I just read the paper tonight and the state is putting another murderer to death. The article read that the prisoner would be put to death by lethal injection at 12:01 tomorrow morning. My question is why are a lot of executions set for one minute past midnight, so early in the morning? Maybe I am getting old but it just seems like an unholy hour for everyone to be up puttin people to death.
Does the condemmed have any say ( within moments) about the time of execution…by that I mean lets say his relatives are there and he wants to delay till 12:02 or 3 to say one more goodbye…or once he is strapped on the gurney for the injection can he have an unlimited amount of time to say his last words? I have never read an account of the warden saying, “Any last words? You have 30 seconds.”
Just a guess, but I think they set a particular date and they do it as early as possible on that date.
As far as saying one more good-bye, I’m sure that by the time they get to that part of the process the condemned has already made all the arrangements he can. My guess is that a lot of small delays at that point would be additional cruelty.
And I doubt if anyone in that position can come up with a real zinger for last words at that point.

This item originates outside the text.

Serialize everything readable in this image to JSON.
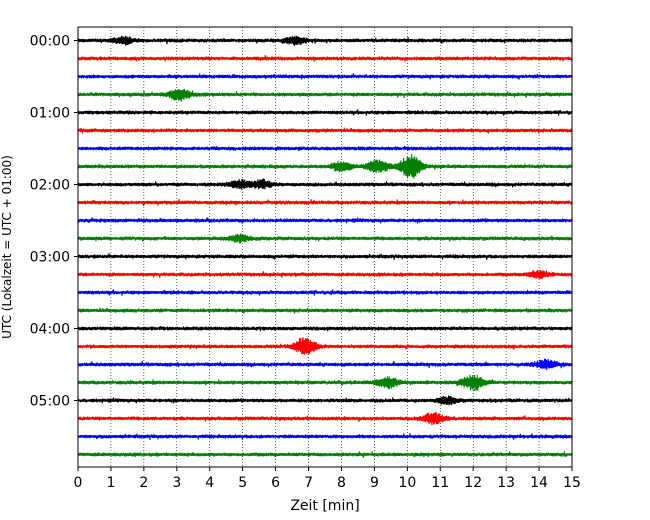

“To do her justice, I can’t see that she could have found anything nastier to say if she’d thought it out with both hands for a fortnight.”
Busman’s Honeymoon
Dorothy L. Sayers
I read the biography of Britain’s greatest hangman. He studied and mastered his trade. He could enter a condemned person’s cell as the clock began striking midnight, strap the arms, march the person out of the cell and into the adjoining execution chamber, position the subject while his assistant strapped the legs, hood the head, place the noose, and throw the trap before the clock finished striking twelve. He hung a man in Ireland once and never returned because two priests delayed the hanging for two or three minutes while they tried to extract a confession of guilt from the hooded man and, in the opinion of our humble civil servant, that was torture. So yeah, dawdling around for last words is Hollywood shit. They may give the condemned a moment, in some of the few places left in the world where civil societies execute people (no last words in Japan or Russia), if he wants it, but by that stage of the game it is all just a fast formal process. “Dead man walking”.
i would just start singing: “tiiiimme is on my siidde. yes it is…” >:)
eggo
(btw i like the disable smilies option)
I remember reading also that one of the reasons scheduling executions at midnight was to diminish the number of protesters/supporters hanging outside prison gates, but I don’t have firm evidence of that statement.
Aren’t there some present to serve as witness for the State? (Not including any members of the involved parties). I’ve heard that in some States, the exact time of execution is not set precisely - maybe to stop protests? Unsure!
There are also some witnesses representing the public (reporters, usually). When executions moved indoors (mainly for reasons of taste), some people pointed out that the idea of having executions in private seemed just a little too much like Secret Police, so the new laws (at least in many states) specifically provide for some people to be there to make it “public”.
John W. Kennedy
“Compact is becoming contract; man only earns and pays.”
– Charles Williams
I heard that people are executed in the early morning to minimize the possability of last-minute appeals. Say, a murderer is scheduled to be executed on Feb 15th. To make 11th hour legal injunctions less likely, the murderer is executed as soon as Feb 15 begins; that is, right after midnight.
–It was recently discovered that research causes cancer in rats.
I think its to save the state the $40 or so it costs to house an inmate each day.
j/k…like many traditions that go back so far it may well remain shrouded in obscurity. Although some of the explanations sound pretty good, we will probably never really know.
“Go back so far”? Executions moved indoors in the 19th century. It’s not as though newspapers hadn’t been invented yet.
John W. Kennedy
“Compact is becoming contract; man only earns and pays.”